Qual è l’alternativa dunque per ripartire e provare a “risanare” il calcio?
Non di sicuro la Superlega.
Una competizione che al contrario sembra dare un’ulteriore spallata al movimento… in senso negativo. Della serie: se la mia azienda incassa meno di ciò che spende e accumula debiti, la soluzione è uno sponsor (la banca JP Morgan), che mi consenta di aumentare il portafogli a dismisura, azzerare i debiti e farmi ingaggiare nuovi giocatori a prezzi ancora maggiori. No, decisamente, non funziona così.
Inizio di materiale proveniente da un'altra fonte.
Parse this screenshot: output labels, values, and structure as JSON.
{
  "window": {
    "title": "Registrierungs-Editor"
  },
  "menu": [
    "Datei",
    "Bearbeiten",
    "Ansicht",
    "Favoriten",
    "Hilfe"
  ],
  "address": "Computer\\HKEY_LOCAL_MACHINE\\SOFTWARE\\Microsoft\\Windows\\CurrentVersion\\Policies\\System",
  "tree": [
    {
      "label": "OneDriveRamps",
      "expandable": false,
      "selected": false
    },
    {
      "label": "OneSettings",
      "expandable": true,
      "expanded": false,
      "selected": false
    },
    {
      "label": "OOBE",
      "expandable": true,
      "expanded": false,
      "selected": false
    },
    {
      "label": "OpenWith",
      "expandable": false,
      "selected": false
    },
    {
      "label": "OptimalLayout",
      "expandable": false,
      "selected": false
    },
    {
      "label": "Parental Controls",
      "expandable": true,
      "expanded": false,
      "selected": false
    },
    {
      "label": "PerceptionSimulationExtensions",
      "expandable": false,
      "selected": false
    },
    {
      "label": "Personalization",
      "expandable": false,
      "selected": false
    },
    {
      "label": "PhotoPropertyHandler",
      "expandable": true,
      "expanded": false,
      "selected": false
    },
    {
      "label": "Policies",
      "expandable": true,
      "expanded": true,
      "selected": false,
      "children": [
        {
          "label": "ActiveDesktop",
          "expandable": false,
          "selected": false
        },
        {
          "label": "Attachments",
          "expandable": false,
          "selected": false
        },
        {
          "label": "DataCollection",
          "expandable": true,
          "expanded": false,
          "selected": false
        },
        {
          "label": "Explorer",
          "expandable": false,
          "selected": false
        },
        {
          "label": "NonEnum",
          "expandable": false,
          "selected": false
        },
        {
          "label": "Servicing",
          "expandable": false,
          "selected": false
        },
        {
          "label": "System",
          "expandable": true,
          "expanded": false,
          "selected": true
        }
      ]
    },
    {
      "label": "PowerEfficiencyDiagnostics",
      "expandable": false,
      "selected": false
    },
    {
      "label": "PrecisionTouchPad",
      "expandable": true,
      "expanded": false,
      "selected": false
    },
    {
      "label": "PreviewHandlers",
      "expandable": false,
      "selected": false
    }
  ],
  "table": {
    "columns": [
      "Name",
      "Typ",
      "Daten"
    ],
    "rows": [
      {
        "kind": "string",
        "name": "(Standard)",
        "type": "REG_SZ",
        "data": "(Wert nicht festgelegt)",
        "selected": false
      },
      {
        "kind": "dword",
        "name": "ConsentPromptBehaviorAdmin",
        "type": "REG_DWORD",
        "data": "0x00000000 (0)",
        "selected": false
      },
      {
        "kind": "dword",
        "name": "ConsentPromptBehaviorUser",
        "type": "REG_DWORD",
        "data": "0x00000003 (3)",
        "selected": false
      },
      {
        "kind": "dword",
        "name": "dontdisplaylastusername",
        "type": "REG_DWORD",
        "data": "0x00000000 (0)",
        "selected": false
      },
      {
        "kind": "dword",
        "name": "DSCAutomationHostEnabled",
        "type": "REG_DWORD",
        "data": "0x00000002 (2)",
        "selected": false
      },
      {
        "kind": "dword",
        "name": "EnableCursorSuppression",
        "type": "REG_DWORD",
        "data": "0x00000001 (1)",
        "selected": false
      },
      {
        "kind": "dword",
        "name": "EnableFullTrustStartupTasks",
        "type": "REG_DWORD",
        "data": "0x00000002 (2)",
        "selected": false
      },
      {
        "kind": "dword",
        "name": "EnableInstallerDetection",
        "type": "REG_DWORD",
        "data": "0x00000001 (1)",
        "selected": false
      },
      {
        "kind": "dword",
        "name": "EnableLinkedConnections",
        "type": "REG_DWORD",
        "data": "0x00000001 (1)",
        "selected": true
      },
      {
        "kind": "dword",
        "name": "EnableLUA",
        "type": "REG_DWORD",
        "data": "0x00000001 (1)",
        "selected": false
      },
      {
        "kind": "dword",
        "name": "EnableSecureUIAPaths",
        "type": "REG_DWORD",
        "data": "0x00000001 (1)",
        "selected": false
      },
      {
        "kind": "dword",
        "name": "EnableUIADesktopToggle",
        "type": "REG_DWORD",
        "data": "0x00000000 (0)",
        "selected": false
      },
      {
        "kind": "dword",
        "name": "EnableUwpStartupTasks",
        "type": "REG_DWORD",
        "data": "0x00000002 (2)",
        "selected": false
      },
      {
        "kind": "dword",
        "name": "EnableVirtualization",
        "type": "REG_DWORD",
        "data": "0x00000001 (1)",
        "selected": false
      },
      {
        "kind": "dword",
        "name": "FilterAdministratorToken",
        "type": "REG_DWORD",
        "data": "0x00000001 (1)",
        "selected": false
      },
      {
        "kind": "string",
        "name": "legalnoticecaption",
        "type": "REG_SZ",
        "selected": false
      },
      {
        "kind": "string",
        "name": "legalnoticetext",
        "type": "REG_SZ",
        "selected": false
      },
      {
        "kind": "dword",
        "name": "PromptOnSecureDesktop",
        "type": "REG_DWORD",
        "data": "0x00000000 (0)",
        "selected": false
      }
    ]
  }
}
Senza contare – ed è l’aspetto sportivamente peggiore – che queste società indebitate vorrebbero annullare completamente il concetto del “rischio d’impresa”. Ossia: c’è il rischio che nonostante abbia più soldi degli altri, possa sbagliare stagione, possa finire alle spalle di società che hanno speso la metà, un terzo, un quinto di me… e allora creo una regola ad hoc che mi permetta ugualmente di partecipare al campionato dei ricchi, alla divisione della torta. Perché ho più storia? Perché ho vinto di più? Motivazioni labili e facilmente smontabili. Il vero motivo è che queste società hanno più debiti e quello è il solo modo che hanno per tentare di salvarsi in angolo.
Da quando il calcio è nato – Taverna dei Frammassoni, Londra, 1863 – nessuno ha mai messo in discussione il criterio meritocratico, il risultato sportivo. Posso avere più soldi, ma è sul campo che devo dimostrare di essere superiore al mio avversario. Se arrivo primo in classifica, salgo. Se arrivo ultimo, retrocedo. Se le regole dicono che le prime 2, 3 o 4 di un dato campionato giocheranno la Champions League, saranno le prime 2, 3 o 4 ad accedervi in base ai risultati.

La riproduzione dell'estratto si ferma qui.